The Central Bank will spend $117 million to build a 200-room, four-star resort in Sochi as part of the effort to offset the shortage of hotel space for the 2014 Olympics, the Regional Development Ministry said late last week on its web site.

The building will be constructed between the seashore and an existing hotel. They will maintain a single architectural concept and give visitors to the Olympics additional access to the sea, the ministry said.

"The new resort, like the old one next to it, will be called The Southern. In essence, they are building a second wing," an official stated.

A spokesman for Deputy Prime Minister Dmitry Kozak said the project had been discussed with him and received his support. The Central Bank did not respond to enquiries about the project.

The ministry web site said the Central Bank would spend 3.5 billion rubles ($117 million) of its own funds. That is the bank's largest outlay for construction in several years.

Between 2006 and 2009, it spent about 3 billion rubles a year, but on several projects per year, its accounts show. In 2009, it spent 3.04 billion rubles on 83 projects, and in 2008 it spent 2.7 billion rubles on 131 projects.

The Central Bank is joining the ranks of the Office for Presidential Affairs and the Prosecutor General's Office as Sochi hotel builders. Gazprom, and Interros affiliates, Basic Element and Renova are also building hotels.

The International Olympic Committee requires 41,467 rooms to be available by 2014. About 19,000 existing rooms will be remodeled, and the remainder will be built under the government's Olympic program, the Sochi organizing committee said.
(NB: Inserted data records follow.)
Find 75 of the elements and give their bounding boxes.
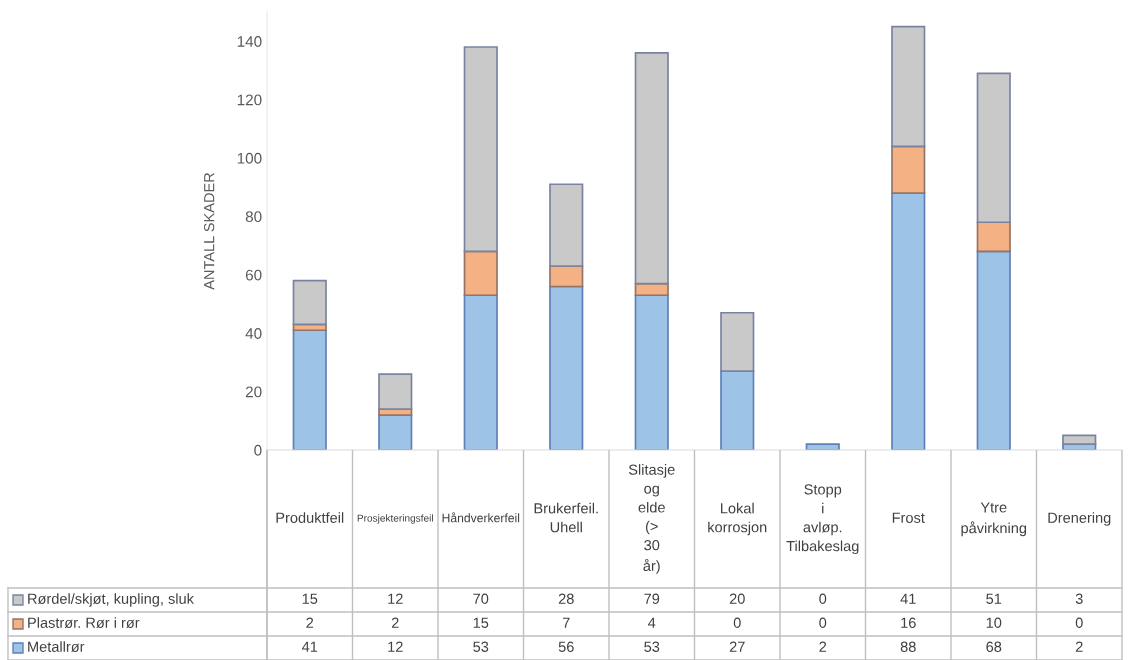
data-label: 53 xyxy=(644,641,660,652)
data-label: 41 xyxy=(900,593,916,604)
data-label: 88 xyxy=(900,641,916,652)
y-tick-label: 100 xyxy=(237,152,262,164)
data-label: 15 xyxy=(302,593,318,604)
data-label: 53 xyxy=(473,641,489,652)
bar xyxy=(549,183,584,267)
bar xyxy=(549,265,584,288)
bar xyxy=(891,192,926,450)
x-tick-label: Ytre påvirkning xyxy=(961,502,1027,537)
data-label: 27 xyxy=(729,641,745,652)
bar xyxy=(720,370,755,450)
data-label: 12 xyxy=(388,641,403,652)
bar xyxy=(891,25,926,148)
x-tick-label: Frost xyxy=(892,512,925,523)
bar xyxy=(634,282,669,297)
legend-label: Rørdel/skjøt, kupling, sluk xyxy=(28,593,194,607)
y-tick-label: 140 xyxy=(237,36,262,47)
bar xyxy=(292,279,327,326)
x-tick-label: Slitasje og elde (> 30 år) xyxy=(628,464,675,574)
bar xyxy=(805,443,840,450)
y-tick-label: 80 xyxy=(245,211,262,223)
legend-label: Plastrør. Rør i rør xyxy=(28,617,140,629)
bar xyxy=(976,250,1011,450)
y-tick-label: 20 xyxy=(245,386,262,398)
data-label: 0 xyxy=(1075,617,1083,628)
data-label: 2 xyxy=(1075,641,1083,652)
data-label: 12 xyxy=(388,593,403,604)
data-label: 28 xyxy=(558,593,574,604)
data-label: 15 xyxy=(473,617,489,628)
y-tick-label: 0 xyxy=(254,444,262,456)
y-tick-label: 40 xyxy=(245,328,262,339)
y-tick-label: 60 xyxy=(245,269,262,281)
data-label: 56 xyxy=(558,641,574,652)
x-tick-label: Håndverkerfeil xyxy=(442,512,520,523)
data-label: 2 xyxy=(306,617,314,628)
bar xyxy=(720,311,755,372)
x-tick-label: Drenering xyxy=(1048,512,1111,526)
data-label: 16 xyxy=(901,617,916,628)
data-label: 70 xyxy=(473,593,489,604)
data-label: 51 xyxy=(986,593,1002,604)
data-label: 10 xyxy=(986,617,1002,628)
bar xyxy=(976,72,1011,224)
x-tick-label: Prosjekteringsfeil xyxy=(357,514,433,524)
bar xyxy=(1062,434,1097,445)
data-label: 0 xyxy=(819,617,827,628)
x-tick-label: Lokal korrosjon xyxy=(708,502,767,536)
x-tick-label: Brukerfeil. Uhell xyxy=(534,502,598,533)
data-label: 2 xyxy=(819,641,827,652)
y-axis-title: ANTALL SKADER xyxy=(204,172,215,290)
data-label: 79 xyxy=(644,593,660,604)
data-label: 0 xyxy=(819,593,827,604)
x-tick-label: Produktfeil xyxy=(276,512,344,523)
x-tick-label: Stopp i avløp. Tilbakeslag xyxy=(786,484,859,555)
data-label: 7 xyxy=(562,617,570,628)
bar xyxy=(634,52,669,285)
bar xyxy=(463,250,498,297)
bar xyxy=(463,294,498,450)
data-label: 4 xyxy=(648,617,656,628)
data-label: 41 xyxy=(301,641,318,652)
bar xyxy=(378,373,413,410)
bar xyxy=(634,294,669,450)
bar xyxy=(549,285,584,450)
data-label: 0 xyxy=(733,617,741,628)
legend-label: Metallrør xyxy=(28,641,85,653)
data-label: 2 xyxy=(391,617,399,628)
bar xyxy=(891,145,926,194)
bar xyxy=(463,46,498,253)
data-label: 68 xyxy=(986,641,1002,652)
y-tick-label: 120 xyxy=(237,94,262,106)
bar xyxy=(292,329,327,450)
data-label: 20 xyxy=(729,593,745,604)
bar xyxy=(976,221,1011,253)
bar xyxy=(378,414,413,450)
data-label: 3 xyxy=(1075,593,1083,604)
Bulat Stolyarov, general director of IRP Group, said there are no major foreign hoteliers investing in Sochi. He said the problem is not the economic crisis, but the absence of a development plan for the city after the Olympics.

Stolyarov said the government builders would be well advised to hire professional developers. "Otherwise, we get a lot of facilities doomed to ineffective management," Stolyarov said.